I cittadini, forse per la prima volta, non si trovano di fronte a un giallo dove l’assassino si scopre solo alla fine o non si trova, la vicenda della mala gestione dei rifiuti in Italia ed in Campania è chiarissima, i colpevoli sono famosi, e conosciuti, si chiamano Sindaci, Presidenti e Commissari. Il problema dei rifiuti non esiste, non è mai esistito da un punto di vista tecnico e del corretto smaltimento, poiché i rischi sanitari e gli impatti ambientali sono conosciuti da sempre. Il nodo è esclusivamente politico-commerciale, ed eliminare i rifiuti vuol dire trasformare, cambiare i processi industriali. I rifiuti li producono le corporation e non i cittadini. Poche persone al mondo inquinano e tutti gli altri pagano, con i loro soldi e con la loro vita: è la filosofia del consumo che domina la politica. Fino a quando le decisioni saranno prese da pochi (oligarchie) per le corporation sarà facile pagare tangenti ad una o poche persone. Si possono fare due cose per invertire la tendenza, la prima cambiare gli Statuti degli Enti Territoriali per distribuire potere ai legittimi proprietari: i cittadini ed inserire strumenti di democrazia direttademocrazia-cittadini (copiare il modello svizzero con iniziative e referendum, e copiare Schonau per l’azionariato diffuso sui servizi pubblici locali) come i Bilanci Partecipativi deliberativi negli Statuti comunali, così i cittadini governano e controllano direttamente come vengono spesi i soldi, e la seconda è introdurre la Class Action vera, così se una corporation truffa, ruba o uccide, i cittadini possono colpirla al cuore, togliendo loro i soldi. Alla base di questi cambiamenti molto semplici c’è la Decrescita che poggia la sua filosofia sul concetto di bioeconomia. Non è tollerabile continuare a subire le scelte di pochi, spinti dai “guadagni facili” passando sopra i diritti costituzionali di tutti.

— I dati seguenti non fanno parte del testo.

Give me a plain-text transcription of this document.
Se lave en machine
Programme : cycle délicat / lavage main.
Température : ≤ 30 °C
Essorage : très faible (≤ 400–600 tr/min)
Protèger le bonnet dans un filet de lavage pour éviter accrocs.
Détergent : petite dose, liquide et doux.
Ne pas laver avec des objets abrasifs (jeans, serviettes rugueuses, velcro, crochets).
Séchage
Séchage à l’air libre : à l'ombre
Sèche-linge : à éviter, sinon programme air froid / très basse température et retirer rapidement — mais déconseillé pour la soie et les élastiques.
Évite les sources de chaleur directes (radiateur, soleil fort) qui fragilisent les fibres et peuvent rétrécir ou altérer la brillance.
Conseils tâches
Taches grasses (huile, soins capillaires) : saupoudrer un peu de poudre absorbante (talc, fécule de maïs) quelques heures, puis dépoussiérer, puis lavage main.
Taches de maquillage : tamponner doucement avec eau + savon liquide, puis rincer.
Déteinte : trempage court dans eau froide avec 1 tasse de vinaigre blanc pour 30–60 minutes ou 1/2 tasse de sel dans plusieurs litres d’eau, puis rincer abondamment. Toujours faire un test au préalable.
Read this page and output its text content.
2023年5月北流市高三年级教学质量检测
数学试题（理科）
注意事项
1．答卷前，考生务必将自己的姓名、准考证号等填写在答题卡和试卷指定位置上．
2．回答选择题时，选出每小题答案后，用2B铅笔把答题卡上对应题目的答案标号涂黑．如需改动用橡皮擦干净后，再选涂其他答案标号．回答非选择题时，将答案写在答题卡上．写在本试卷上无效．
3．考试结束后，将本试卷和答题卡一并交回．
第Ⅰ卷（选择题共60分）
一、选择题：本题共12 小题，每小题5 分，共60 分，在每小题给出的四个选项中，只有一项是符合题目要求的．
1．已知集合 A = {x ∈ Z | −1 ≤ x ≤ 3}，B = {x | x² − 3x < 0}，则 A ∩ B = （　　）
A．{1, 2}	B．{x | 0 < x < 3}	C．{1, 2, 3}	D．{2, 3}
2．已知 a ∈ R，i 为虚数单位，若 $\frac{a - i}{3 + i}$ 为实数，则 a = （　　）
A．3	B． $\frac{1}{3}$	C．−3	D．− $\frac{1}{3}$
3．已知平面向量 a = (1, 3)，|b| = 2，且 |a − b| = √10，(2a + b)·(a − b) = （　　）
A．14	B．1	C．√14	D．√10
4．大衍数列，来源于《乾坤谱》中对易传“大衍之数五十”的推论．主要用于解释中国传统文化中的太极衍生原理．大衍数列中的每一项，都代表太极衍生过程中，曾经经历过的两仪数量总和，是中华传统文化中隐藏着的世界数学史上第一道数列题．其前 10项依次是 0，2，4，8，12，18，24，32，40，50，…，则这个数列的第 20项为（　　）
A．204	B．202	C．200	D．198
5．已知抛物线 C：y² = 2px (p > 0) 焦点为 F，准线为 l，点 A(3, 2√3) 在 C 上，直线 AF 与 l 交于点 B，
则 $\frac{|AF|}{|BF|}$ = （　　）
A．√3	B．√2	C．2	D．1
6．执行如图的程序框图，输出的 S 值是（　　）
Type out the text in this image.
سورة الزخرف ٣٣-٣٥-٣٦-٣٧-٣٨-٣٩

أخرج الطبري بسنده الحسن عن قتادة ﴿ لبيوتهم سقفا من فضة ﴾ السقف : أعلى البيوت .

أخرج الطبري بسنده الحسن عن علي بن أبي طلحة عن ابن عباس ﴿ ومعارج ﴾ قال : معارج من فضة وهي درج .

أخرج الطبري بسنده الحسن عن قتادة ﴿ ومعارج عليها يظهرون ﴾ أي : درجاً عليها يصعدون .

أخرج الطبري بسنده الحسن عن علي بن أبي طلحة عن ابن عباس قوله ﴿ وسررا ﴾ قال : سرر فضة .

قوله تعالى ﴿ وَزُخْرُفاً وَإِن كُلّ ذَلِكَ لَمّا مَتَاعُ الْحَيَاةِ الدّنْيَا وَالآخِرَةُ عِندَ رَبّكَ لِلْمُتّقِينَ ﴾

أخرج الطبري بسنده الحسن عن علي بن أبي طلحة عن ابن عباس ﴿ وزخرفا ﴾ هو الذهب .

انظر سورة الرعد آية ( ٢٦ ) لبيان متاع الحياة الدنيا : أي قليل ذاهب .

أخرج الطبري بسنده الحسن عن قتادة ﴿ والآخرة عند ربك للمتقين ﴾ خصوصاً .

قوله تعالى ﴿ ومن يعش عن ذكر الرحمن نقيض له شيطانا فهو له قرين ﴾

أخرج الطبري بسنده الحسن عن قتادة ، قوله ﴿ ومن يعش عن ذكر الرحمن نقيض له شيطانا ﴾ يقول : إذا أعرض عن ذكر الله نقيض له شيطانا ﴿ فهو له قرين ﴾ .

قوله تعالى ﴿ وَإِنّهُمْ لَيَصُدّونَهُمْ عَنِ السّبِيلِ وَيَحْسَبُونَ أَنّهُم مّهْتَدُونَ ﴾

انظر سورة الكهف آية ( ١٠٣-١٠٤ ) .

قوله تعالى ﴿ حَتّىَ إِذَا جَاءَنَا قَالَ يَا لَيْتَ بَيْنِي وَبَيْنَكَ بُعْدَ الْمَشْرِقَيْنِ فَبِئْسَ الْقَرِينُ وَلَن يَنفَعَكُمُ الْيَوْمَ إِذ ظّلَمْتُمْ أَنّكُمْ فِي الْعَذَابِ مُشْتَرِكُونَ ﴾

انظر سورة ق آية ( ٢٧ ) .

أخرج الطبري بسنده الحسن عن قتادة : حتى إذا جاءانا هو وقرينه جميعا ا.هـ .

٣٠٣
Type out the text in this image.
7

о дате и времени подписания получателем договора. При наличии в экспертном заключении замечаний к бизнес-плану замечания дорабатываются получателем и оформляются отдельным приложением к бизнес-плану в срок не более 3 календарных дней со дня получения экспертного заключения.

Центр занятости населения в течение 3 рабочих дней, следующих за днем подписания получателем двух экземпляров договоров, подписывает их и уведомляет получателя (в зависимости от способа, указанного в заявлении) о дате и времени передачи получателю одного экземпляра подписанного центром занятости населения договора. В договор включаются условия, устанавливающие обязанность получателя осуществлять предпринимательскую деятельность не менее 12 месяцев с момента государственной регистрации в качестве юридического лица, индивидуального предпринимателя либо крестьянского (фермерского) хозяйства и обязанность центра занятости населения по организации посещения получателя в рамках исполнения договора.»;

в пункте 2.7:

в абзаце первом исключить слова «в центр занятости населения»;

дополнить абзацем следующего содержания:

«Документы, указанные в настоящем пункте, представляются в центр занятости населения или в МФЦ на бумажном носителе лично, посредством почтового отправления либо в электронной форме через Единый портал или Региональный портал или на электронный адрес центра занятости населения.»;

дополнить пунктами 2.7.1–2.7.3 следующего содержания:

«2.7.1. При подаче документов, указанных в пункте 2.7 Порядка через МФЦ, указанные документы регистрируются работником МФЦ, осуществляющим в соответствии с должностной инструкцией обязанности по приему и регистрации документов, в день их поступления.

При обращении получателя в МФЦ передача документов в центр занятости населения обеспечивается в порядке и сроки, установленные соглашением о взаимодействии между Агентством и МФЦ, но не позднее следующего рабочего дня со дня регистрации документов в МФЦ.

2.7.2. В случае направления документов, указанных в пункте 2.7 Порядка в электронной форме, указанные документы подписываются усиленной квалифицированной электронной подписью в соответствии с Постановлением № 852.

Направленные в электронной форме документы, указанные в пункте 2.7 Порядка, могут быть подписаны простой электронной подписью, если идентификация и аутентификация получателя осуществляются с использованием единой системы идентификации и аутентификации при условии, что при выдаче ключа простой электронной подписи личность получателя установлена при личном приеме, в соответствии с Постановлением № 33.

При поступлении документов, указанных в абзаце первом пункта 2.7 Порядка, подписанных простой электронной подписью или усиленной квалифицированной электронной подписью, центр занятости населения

Norberto Bobbio nel 1963 al Convegno promosso dall’Institut International de philosophie sul “fondamento dei diritti dell’uomo” disse: “il problema grave del nostro tempo era non già quello di fondarli ma di proteggerli.

Testo consigliato: Marino Ruzzenenti, l’Italia sotto i rifiuti, Jaca Book Milano 2004

Alcuni documenti sul rischio sanitario:

Ancora sui rifiuti INCENERIRE NUOCE Marco Caldiroli
Impatto Ambientale dei Processi di Incenerimento di Rifiuti
Epidemiologie e prevenzione processi incenerimento rifiuti e mortalità
Incenerimento e salute umana Greenpeace
Impatto Ambientale dei processi d’incenerimento dei rifiuti

per il Piano Rifiuti Zero in Italia il sito Ambiente futuro

viaggio nell’inceneritore di Brescia di Alex321 15 maggio 2007

Caso Campania, tredici anni e sette commissari.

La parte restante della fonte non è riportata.